Czasami mnie zaskakuje, jaką jestem optymistką, jeżeli chodzi o czytanie kolejnych części serii, których początkowe tomy nie przypadły mi do gustu. No bo przecież - zawsze może być lepiej, prawda? I na pewno autorzy mają plan jak to wszystko ma wyglądać i te niedociągnięcia na początku były zamierzone. To dlaczego nie spróbować? Szczególnie, że praktyka już mi pokazała, że kolejne tomu mogą zmienić cała wymowę serii (patrzę się tu w stronę Dziedzictwa ognia. Nadal nie wiem, jakim cudem dotrwałam do trzeciej części, ale teraz doszło do tego, że nie będę chciała się z nią pożegnać).
Dlatego też pełna nadziei postanowiłam dać szansę Veronice Roth i Spętanym przeznaczeniem, czyli drugiej części Naznaczonych śmiercią. Szczególnie, że szumnie zapowiadano, że będzie to najlepsza książka tej autorki.
No to jak było?
Żeby odpowiedzieć na to pytanie, muszę najpierw wziąć głęboki oddech, bo istnieje prawdopodobieństwo, że zaczęłabym się skupiać na samych negatywach. A to nie była najgorsza książka jaką w życiu czytałam. Była słaba, to prawda, ale można znaleźć w niej pozytywne elementy.
Najbardziej zabolało mnie to, że Veronica Roth po raz kolejny pokazuje, że ma całkiem niezłe pomysły, jeżeli chodzi o umiejscowienie akcji i tworzenie całego świata, jednak kiedy przychodzi do tego co się będzie działo, jak się będzie działo i w jaki sposób zostanie to nam przekazane - daje ciała.

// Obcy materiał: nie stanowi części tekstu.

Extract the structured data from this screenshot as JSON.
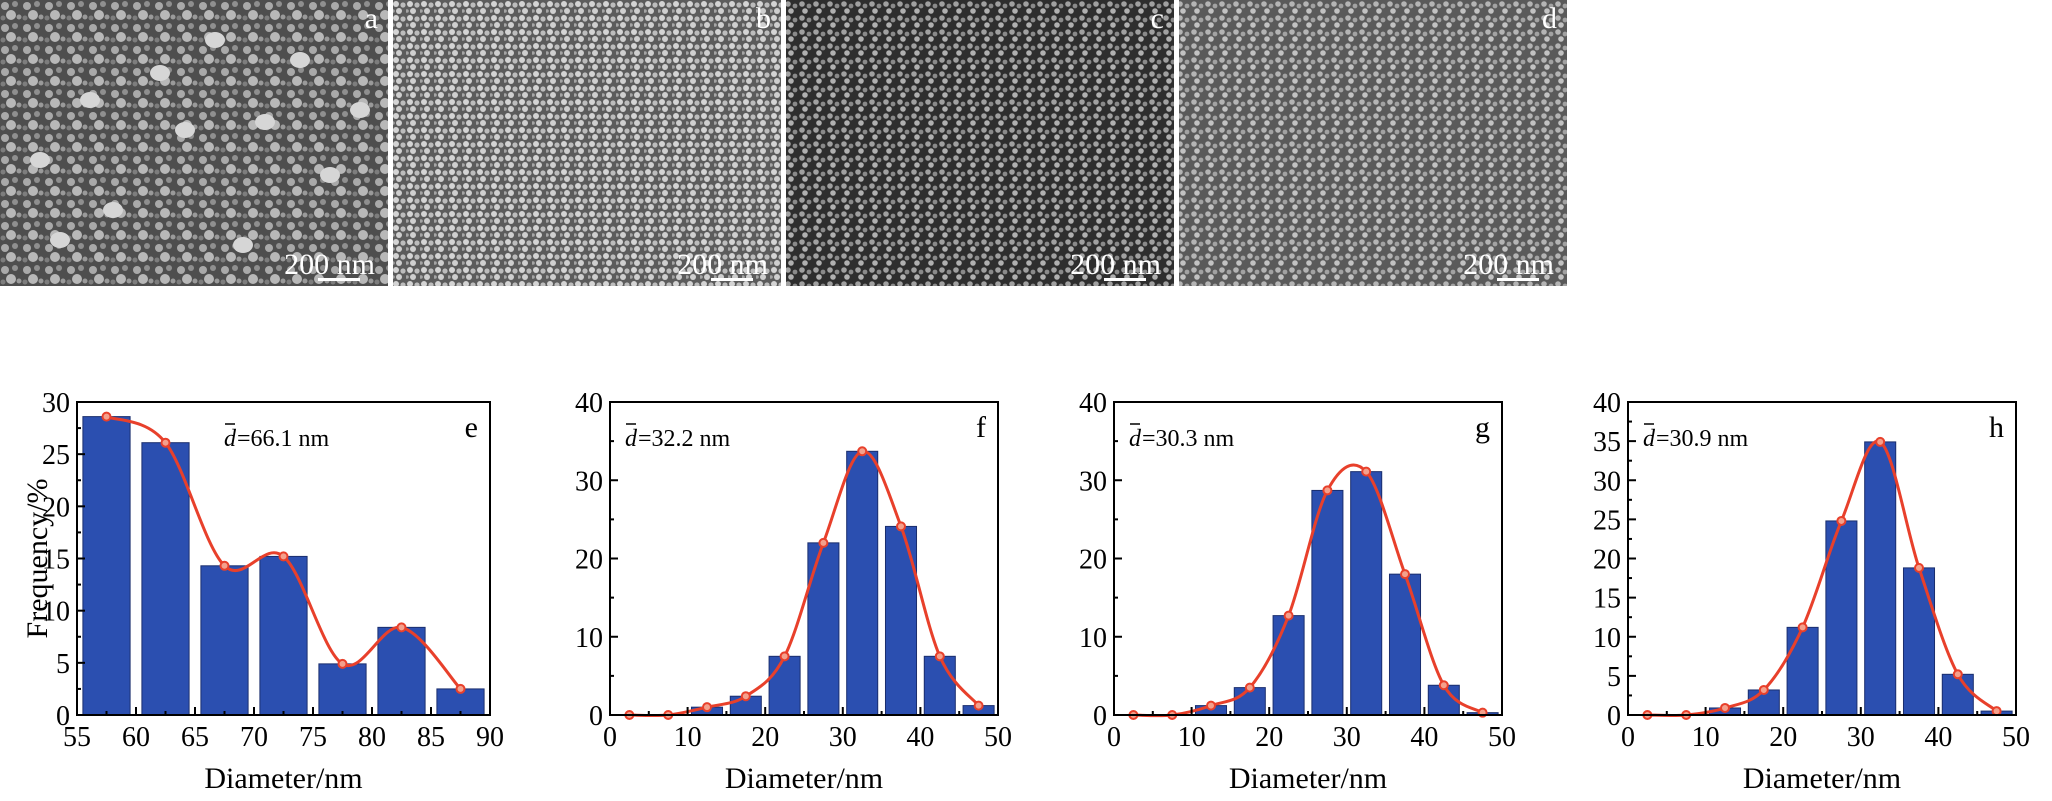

Teoretycznie nie ma tragedii - zastanawiam się też, na ile moje niezadowolenie jest kwestią samej Roth a na ile tego, że do ścisłego targetu YA już się nie zaliczam i swoje w życiu już przeczytałam.
Zacznijmy od tego, że jak to bywa w typowych młodzieżówkach, chcąc nie chcąc na pierwszy plan wysuwa się wątek uczuciowy i to w sposób, który widziałam już nie jeden raz. Nie pomaga też narracja - teoretycznie poznajemy wydarzenia z perspektywy trójki bohaterów, ale bez patrzenia na oznaczenia rozdziałów miałabym problem z odróżnieniem o kim w danym momencie czytam.
Cieszę się, że Veronica Roth postanowiła stworzyć jedynie dwa tomy tej historii - na upartego widzę miejsce nawet na to, żeby złączyć je w jedną całość. Szczególnie, że w Spętanych przeznaczeniem bohaterowie bardzo dużo spędzają na rozmowach i zastanawianiu się, co powoduje, że z akcją stoimy w jednym miejscu. I nawet jak przychodzi punkt kulminacyjny to jeżeli ktoś by kartkował jedynie strony - łatwo mógłby go przegapić. Tak bardzo czekałam na to, aż coś się zacznie dziać - i nic. Nawet zwrot akcji, mnie nie zaskoczył, bo spodziewałam się go już od pierwszej części.
No dobrze, to w takim razie, czy warto w ogóle zabierać się za tą serię?
Jeżeli jesteście młodymi czytelnikami, którzy dopiero co przekonali się do czytania - prawdopodobnie seria Roth może Was zainteresować, chociaż uważam, że są dużo lepsze młodzieżówki dla początkujących. Co do pozostałych - spójrzcie na książki na półkach, które czekają na przeczytanie - naprawdę nie wiecie co wybrać?